Salutai tutti con un cenno di mano, loro ringraziarono e andarono verso la cassa, solo un ragazzo si fermò per un attimo e venne da me:
«Se i libri salvano le persone, perché non hanno salvato mia madre? Hai detto una cazzata»
Rimasi per un attimo senza parole, conoscevo quella rabbia.
Mi abbassai e presi la sua mano:
«I libri a volte non bastano tesoro e mi duole dirlo, ma è così.
Anche nei libri le cose tristi succedono, ma sai perché spesso ci salvano? Perché quando accadono le cose brutte essi ci insegnano ad andare avanti e a crearci il nostro futuro, ci spingono a scegliere di reagire, e sei tu a decidere se cogliere questo insegnamento oppure no.
A volte però non si ha semplicemente scelta, ed anche se non si vuole bisogna andarsene, ma ti posso assicurare che lei non ha mai desiderato lasciarti e che ha fatto il possibile...
Adesso però tocca a te, tu reagisci, tu vivi, anche per lei»

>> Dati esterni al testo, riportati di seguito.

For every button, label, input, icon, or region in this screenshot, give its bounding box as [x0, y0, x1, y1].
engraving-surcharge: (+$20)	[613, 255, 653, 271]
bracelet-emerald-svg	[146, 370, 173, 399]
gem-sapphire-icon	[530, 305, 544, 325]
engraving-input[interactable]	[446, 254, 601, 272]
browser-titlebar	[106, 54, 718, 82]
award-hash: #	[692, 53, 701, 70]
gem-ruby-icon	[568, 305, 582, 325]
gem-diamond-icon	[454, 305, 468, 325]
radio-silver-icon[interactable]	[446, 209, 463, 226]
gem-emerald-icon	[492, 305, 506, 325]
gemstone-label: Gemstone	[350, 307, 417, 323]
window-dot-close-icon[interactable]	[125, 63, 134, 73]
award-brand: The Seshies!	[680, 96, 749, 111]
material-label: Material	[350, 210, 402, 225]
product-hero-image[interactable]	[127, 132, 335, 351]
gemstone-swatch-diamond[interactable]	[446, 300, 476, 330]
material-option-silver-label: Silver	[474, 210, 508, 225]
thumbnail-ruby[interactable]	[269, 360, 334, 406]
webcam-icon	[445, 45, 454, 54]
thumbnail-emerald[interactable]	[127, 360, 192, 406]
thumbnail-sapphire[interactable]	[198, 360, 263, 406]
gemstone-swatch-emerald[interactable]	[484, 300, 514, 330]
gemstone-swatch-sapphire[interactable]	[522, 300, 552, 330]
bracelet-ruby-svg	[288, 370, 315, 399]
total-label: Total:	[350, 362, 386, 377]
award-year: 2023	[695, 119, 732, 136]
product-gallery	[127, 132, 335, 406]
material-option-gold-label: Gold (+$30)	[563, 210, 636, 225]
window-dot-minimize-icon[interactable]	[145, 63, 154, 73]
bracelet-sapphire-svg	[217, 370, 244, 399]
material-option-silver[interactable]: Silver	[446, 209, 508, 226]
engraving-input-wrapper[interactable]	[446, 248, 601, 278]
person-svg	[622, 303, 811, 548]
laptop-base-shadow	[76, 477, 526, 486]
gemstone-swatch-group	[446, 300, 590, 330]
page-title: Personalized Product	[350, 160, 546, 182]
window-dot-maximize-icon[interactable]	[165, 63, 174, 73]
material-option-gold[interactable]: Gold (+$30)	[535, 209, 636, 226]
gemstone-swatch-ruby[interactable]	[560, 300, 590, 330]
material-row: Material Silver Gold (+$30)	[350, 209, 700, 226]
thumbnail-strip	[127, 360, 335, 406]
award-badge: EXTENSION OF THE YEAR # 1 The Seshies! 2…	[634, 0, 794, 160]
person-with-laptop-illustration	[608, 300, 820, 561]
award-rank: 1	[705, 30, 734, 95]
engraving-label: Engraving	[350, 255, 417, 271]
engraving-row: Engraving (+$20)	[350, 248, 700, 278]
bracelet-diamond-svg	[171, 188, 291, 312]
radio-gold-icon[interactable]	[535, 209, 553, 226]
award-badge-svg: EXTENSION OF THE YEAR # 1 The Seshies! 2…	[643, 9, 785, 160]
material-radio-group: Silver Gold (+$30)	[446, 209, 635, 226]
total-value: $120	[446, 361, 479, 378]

Aveva soli 11 anni, ma ero certa che avrebbe capito persino meglio di un adulto ciò che volevo dire.
Non rispose, mi abbracciò solamente ed io lo strinsi forte, un abbraccio può riparare molto più di quanto si pensi.

Acarezzai il suo visto e sorrisi, un sorriso di quelli sinceri però.
Una maestra lo chiamò per dirgli che era il momento di andare, lui si staccò ed io lo salutai...
Non appena uscirono dalla porta, senza rendermene conto, come se potesse ancora sentirmi, sussurai di essere forte e forse lo stavo dicendo anche a me stessa.

La giornata mi sembrò infinita, Nora aveva notato che ero molto distratta, ma nemmeno io sapevo dove avessi la testa, lei si comportò come aveva sempre fatto però e lo apprezzai.
Dimenticai persino di pranzare e lei, pur essendo una persona che ama mangiare, non mi disse nulla e rimase con me in biblioteca fino a tardi, non era abituata e si appisolò sulla sedia.
La svegliai dolcemente e le dissi di venire da me a mangiare e poteva fermarsi lì considerando l'orario, avevo mandato un messaggio ad Amalia per dirle se poteva preparare lei la cena e ne era più che contenta.

Camminammo fino a casa, la feci accomodare e subito ci innondò un profumo di buono, lei non poté resistere e corse subito in cucina.

«Amalia sei un bene di Dio»
Le disse Nora ed era inevitabile sorridere.
Io andai a farmi una doccia e lasciai loro due a tavola.

Il calore dell'acqua mi aiutava a rilassarmi, mi acovacciai sul pavimento della doccia, sentivo il battito del cuore accelerare, strinsi i pugni, tentai di concentrarmi su ciò che mi circondava: ogni volta che perdevo il controllo tentavo di osservare e nominare gli oggetti che vedevo, per gli attacchi di panico più lievi era utile.
Man mano il mio battito si calmò, uscii dalla doccia e presi l'accappatoio, mi guardi allo specchio e notai di essere pallida, gli attacchi di panico stavano ricominciando.